The long-term unemployed are also more likely now to live the GOP's geographic strongholds. They now make up 26.8 percent of the total in the West (versus 19.9 percent in 2007), and they are slightly more likely to live in the South (34.8 percent now versus 31.7 percent in 2007) instead of in the Midwest (18.9 percent now versus 29.1 percent in 2007).
Finally, because economic studies show that the condition of long-term unemployment can last into the next generation, affecting the education and job prospects of the children of today's sufferers, the political effects could endure as well.
With the economy operating at such high unemployment, economists say it's much less likely that extended unemployment benefits will prolong joblessness; on the contrary, as long as they are getting benefits, today's long-term unemployed are more likely to keep searching for jobs than dropping out of the workforce entirely. Under these conditions it's also much more likely that a renewal of benefits will stimulate the economy by promoting more spending.

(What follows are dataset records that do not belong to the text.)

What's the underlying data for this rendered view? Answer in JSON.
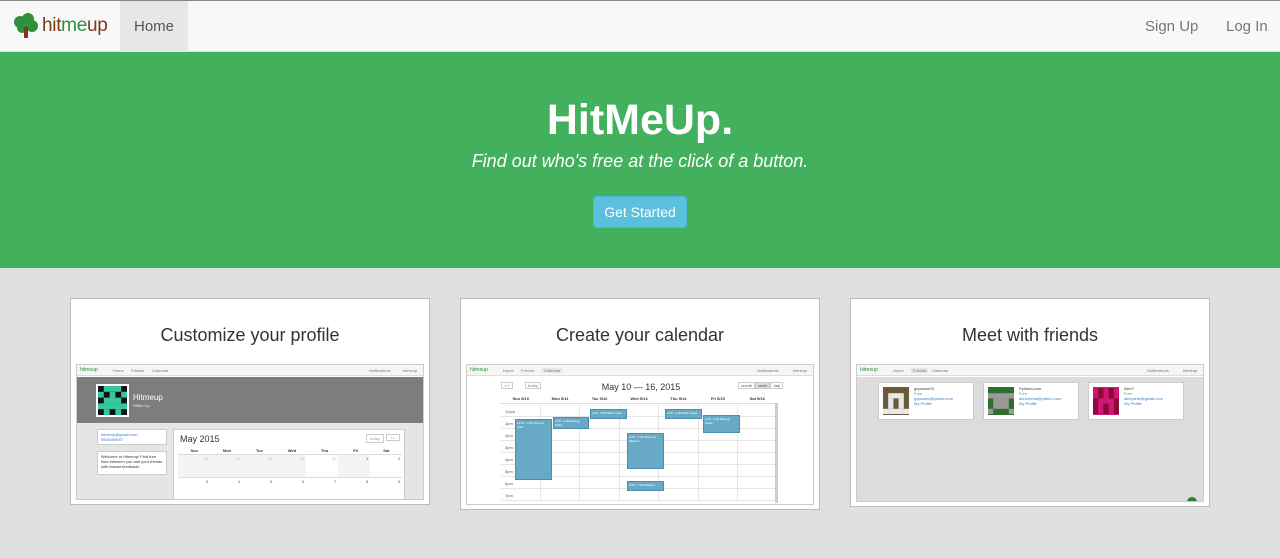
{
  "navbar": {
    "brand": {
      "part1": "hit",
      "part2": "me",
      "part3": "up"
    },
    "home_label": "Home",
    "signup_label": "Sign Up",
    "login_label": "Log In"
  },
  "hero": {
    "title": "HitMeUp.",
    "subtitle": "Find out who's free at the click of a button.",
    "cta_label": "Get Started"
  },
  "cards": [
    {
      "title": "Customize your profile",
      "mini_nav": [
        "hitmeup",
        "Home",
        "Friends",
        "Calendar",
        "Notifications",
        "hitmeup"
      ],
      "profile_name": "Hitmeup",
      "profile_sub": "HitMe Up",
      "email": "hitmeup@gmail.com",
      "phone": "5555488097",
      "about": "Welcome to Hitmeup! Find free time between you and your friends with instant feedback!",
      "calendar_title": "May 2015",
      "today_label": "today",
      "weekdays": [
        "Sun",
        "Mon",
        "Tue",
        "Wed",
        "Thu",
        "Fri",
        "Sat"
      ],
      "week1": [
        "26",
        "27",
        "28",
        "29",
        "30",
        "1",
        "2"
      ],
      "week2": [
        "3",
        "4",
        "5",
        "6",
        "7",
        "8",
        "9"
      ]
    },
    {
      "title": "Create your calendar",
      "mini_nav": [
        "hitmeup",
        "Home",
        "Friends",
        "Calendar",
        "Notifications",
        "hitmeup"
      ],
      "calendar_title": "May 10 — 16, 2015",
      "today_label": "today",
      "views": [
        "month",
        "week",
        "day"
      ],
      "days": [
        "Sun 5/10",
        "Mon 5/11",
        "Tue 5/12",
        "Wed 5/13",
        "Thu 5/14",
        "Fri 5/15",
        "Sat 5/16"
      ],
      "times": [
        "12pm",
        "1pm",
        "2pm",
        "3pm",
        "4pm",
        "5pm",
        "6pm",
        "7pm"
      ],
      "events": [
        "12:00 - 5:00 Journal Club",
        "1:00 - 2:00 Biology Class",
        "1:00 - 2:00 Math Class",
        "2:00 - 5:00 Study for Midterm",
        "1:00 - 2:00 Math Class",
        "1:00 - 2:00 Biology Class",
        "6:00 - 7:00 Midterm"
      ]
    },
    {
      "title": "Meet with friends",
      "mini_nav": [
        "hitmeup",
        "Home",
        "Friends",
        "Calendar",
        "Notifications",
        "hitmeup"
      ],
      "friends": [
        {
          "name": "gopower03",
          "status": "Free",
          "email": "gopower@yahoo.com",
          "link": "My Profile"
        },
        {
          "name": "PythonLover",
          "status": "Free",
          "email": "danrohmsl@yahoo.com",
          "link": "My Profile"
        },
        {
          "name": "AlexT",
          "status": "Free",
          "email": "alexyshie@gmail.com",
          "link": "My Profile"
        }
      ]
    }
  ],
  "colors": {
    "hero_bg": "#42b05d",
    "cta_bg": "#5bc0de",
    "page_bg": "#e0e0e0",
    "event_bg": "#68a9c6"
  }
}
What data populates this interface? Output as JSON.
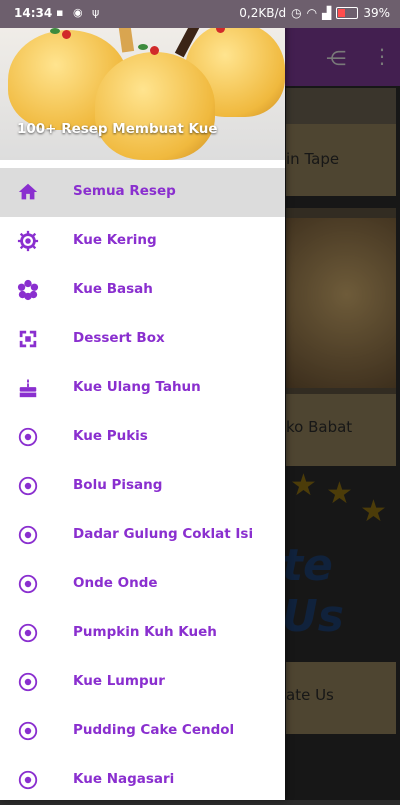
{
  "statusbar": {
    "time": "14:34",
    "net_speed": "0,2KB/d",
    "battery": "39%"
  },
  "drawer": {
    "header_title": "100+ Resep Membuat Kue",
    "items": [
      {
        "label": "Semua Resep",
        "icon": "home-icon"
      },
      {
        "label": "Kue Kering",
        "icon": "gear-icon"
      },
      {
        "label": "Kue Basah",
        "icon": "flower-icon"
      },
      {
        "label": "Dessert Box",
        "icon": "box-icon"
      },
      {
        "label": "Kue Ulang Tahun",
        "icon": "cake-icon"
      },
      {
        "label": "Kue Pukis",
        "icon": "radio-icon"
      },
      {
        "label": "Bolu Pisang",
        "icon": "radio-icon"
      },
      {
        "label": "Dadar Gulung Coklat Isi",
        "icon": "radio-icon"
      },
      {
        "label": "Onde Onde",
        "icon": "radio-icon"
      },
      {
        "label": "Pumpkin Kuh Kueh",
        "icon": "radio-icon"
      },
      {
        "label": "Kue Lumpur",
        "icon": "radio-icon"
      },
      {
        "label": "Pudding Cake Cendol",
        "icon": "radio-icon"
      },
      {
        "label": "Kue Nagasari",
        "icon": "radio-icon"
      }
    ]
  },
  "background": {
    "card1_label": "in Tape",
    "card2_label": "ko Babat",
    "rate_big": "te Us",
    "rate_button": "ate Us"
  },
  "colors": {
    "accent": "#8a2fcf",
    "appbar": "#7a3a92",
    "active_bg": "#dcdcdc"
  }
}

While the number has declined with the overall jobless rate over the last two years, the number of long-term unemployed is still at historic highs of 3.9 million, accounting for 37.7 percent of the total unemployed workers. Nearly 6 million more workers have dropped out of the labor market entirely.
About 1.3 million jobless workers who had been receiving about $256 weekly in emergency unemployment benefits have gone nearly three weeks without aid since they were cut off at the end of December. And while Republicans and Democrats have achieved relative amity on an overall spending bill, they remain ideologically deadlocked over the benefits question. Despite the efforts of their colleague Sen. Dean Heller of Nevada—which has the highest unemployment rate in the nation—Senate Republicans have blocked legislative efforts at even a three-month extension of benefits, saying they need to see cuts elsewhere in the budget to pay for them.